The program provides the workers with two weeks of training in mental health, including some limited coverage of developmental conditions. In 2012, our team surveyed more than 100 workers from the first enrolled group. The workers were generally positive about the training but said they still felt ill-equipped to address developmental conditions7.
In response to those results, we produced five short videos illustrating how to identify developmental conditions and how to provide support to families. We also produced a mental health ‘pocket guide’ — an introduction to mental health, including sections dedicated to developmental conditions. Workers who completed the program, and particularly those who received the videos and pocket guide, have fewer negative beliefs about children with autism than workers who did not receive the training. They also are less likely to want to maintain a social distance from families with a child who has autism8.

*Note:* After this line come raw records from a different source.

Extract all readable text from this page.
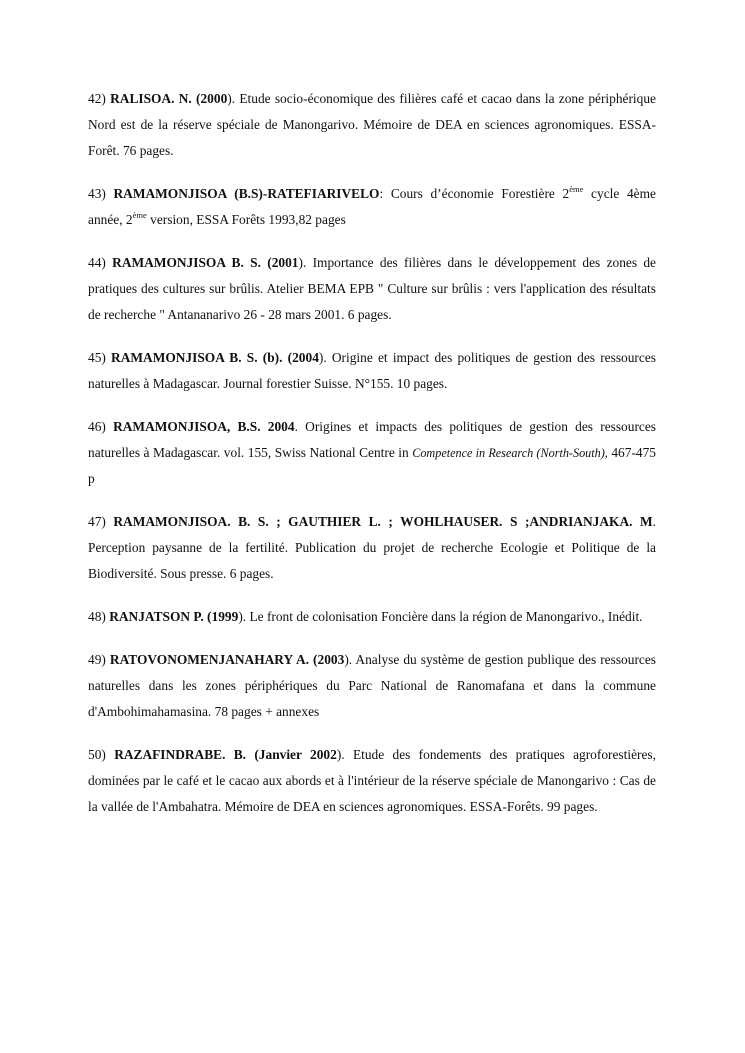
42) RALISOA. N. (2000). Etude socio-économique des filières café et cacao dans la zone périphérique Nord est de la réserve spéciale de Manongarivo. Mémoire de DEA en sciences agronomiques. ESSA-Forêt. 76 pages.

43) RAMAMONJISOA (B.S)-RATEFIARIVELO: Cours d’économie Forestière 2ème cycle 4ème année, 2ème version, ESSA Forêts 1993,82 pages

44) RAMAMONJISOA B. S. (2001). Importance des filières dans le développement des zones de pratiques des cultures sur brûlis. Atelier BEMA EPB " Culture sur brûlis : vers l'application des résultats de recherche " Antananarivo 26 - 28 mars 2001. 6 pages.

45) RAMAMONJISOA B. S. (b). (2004). Origine et impact des politiques de gestion des ressources naturelles à Madagascar. Journal forestier Suisse. N°155. 10 pages.

46) RAMAMONJISOA, B.S. 2004. Origines et impacts des politiques de gestion des ressources naturelles à Madagascar. vol. 155, Swiss National Centre in Competence in Research (North-South), 467-475 p

47) RAMAMONJISOA. B. S. ; GAUTHIER L. ; WOHLHAUSER. S ;ANDRIANJAKA. M. Perception paysanne de la fertilité. Publication du projet de recherche Ecologie et Politique de la Biodiversité. Sous presse. 6 pages.

48) RANJATSON P. (1999). Le front de colonisation Foncière dans la région de Manongarivo., Inédit.

49) RATOVONOMENJANAHARY A. (2003). Analyse du système de gestion publique des ressources naturelles dans les zones périphériques du Parc National de Ranomafana et dans la commune d'Ambohimahamasina. 78 pages + annexes

50) RAZAFINDRABE. B. (Janvier 2002). Etude des fondements des pratiques agroforestières, dominées par le café et le cacao aux abords et à l'intérieur de la réserve spéciale de Manongarivo : Cas de la vallée de l'Ambahatra. Mémoire de DEA en sciences agronomiques. ESSA-Forêts. 99 pages.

These findings suggest that brief training in mental health and developmental conditions has a positive effect on beliefs and attitudes toward children with autism and their families. The HEAT study materials are open educational resources and free to be used or adapted for use elsewhere.
I believe there are lessons from this work that apply beyond the borders of Ethiopia. Culture and socioeconomic circumstances can have a profound influence on autism families. We need a better understanding of these influences before we can truly serve autism communities around the world. Although research from wealthy countries can inform interventions, adaptations to local culture and context are essential to make sure interventions meet the needs of local families and work in low-resource health systems.
Over the past five years, I have had to adjust my preconceptions time and time again when designing a new study, developing an intervention or interpreting results. It is thanks to my Ethiopian colleagues that our research team has avoided embarrassing and costly mistakes.
For instance, my initial proposal to evaluate the impact of our training program was to conduct a postal survey. Google ‘reliability postal service Ethiopia’ to understand why that was a bad idea.
We need broad collaborations that include local researchers as well as parents of children with developmental disorders and representatives from governmental and non-governmental organizations. It is only through such partnerships that we can ensure our research is grounded in local culture and addresses the urgent needs of these communities.
Working with local researchers and students is also the only way to build local capacity for research. If we are serious about addressing the autism research gap in non-Western and resource-poor countries, we need to build a sustainable research base in these settings. Only by doing this can we work toward a truly global understanding of autism.
Several teams are deploying important autism research initiatives in low-resource, non-Western settings — for example, in Pakistan, India, South Africa and Kenya5,9,10,11. By advancing and expanding these initiatives, we can extend autism research globally and address scientific questions that reflect the needs of the autism population worldwide.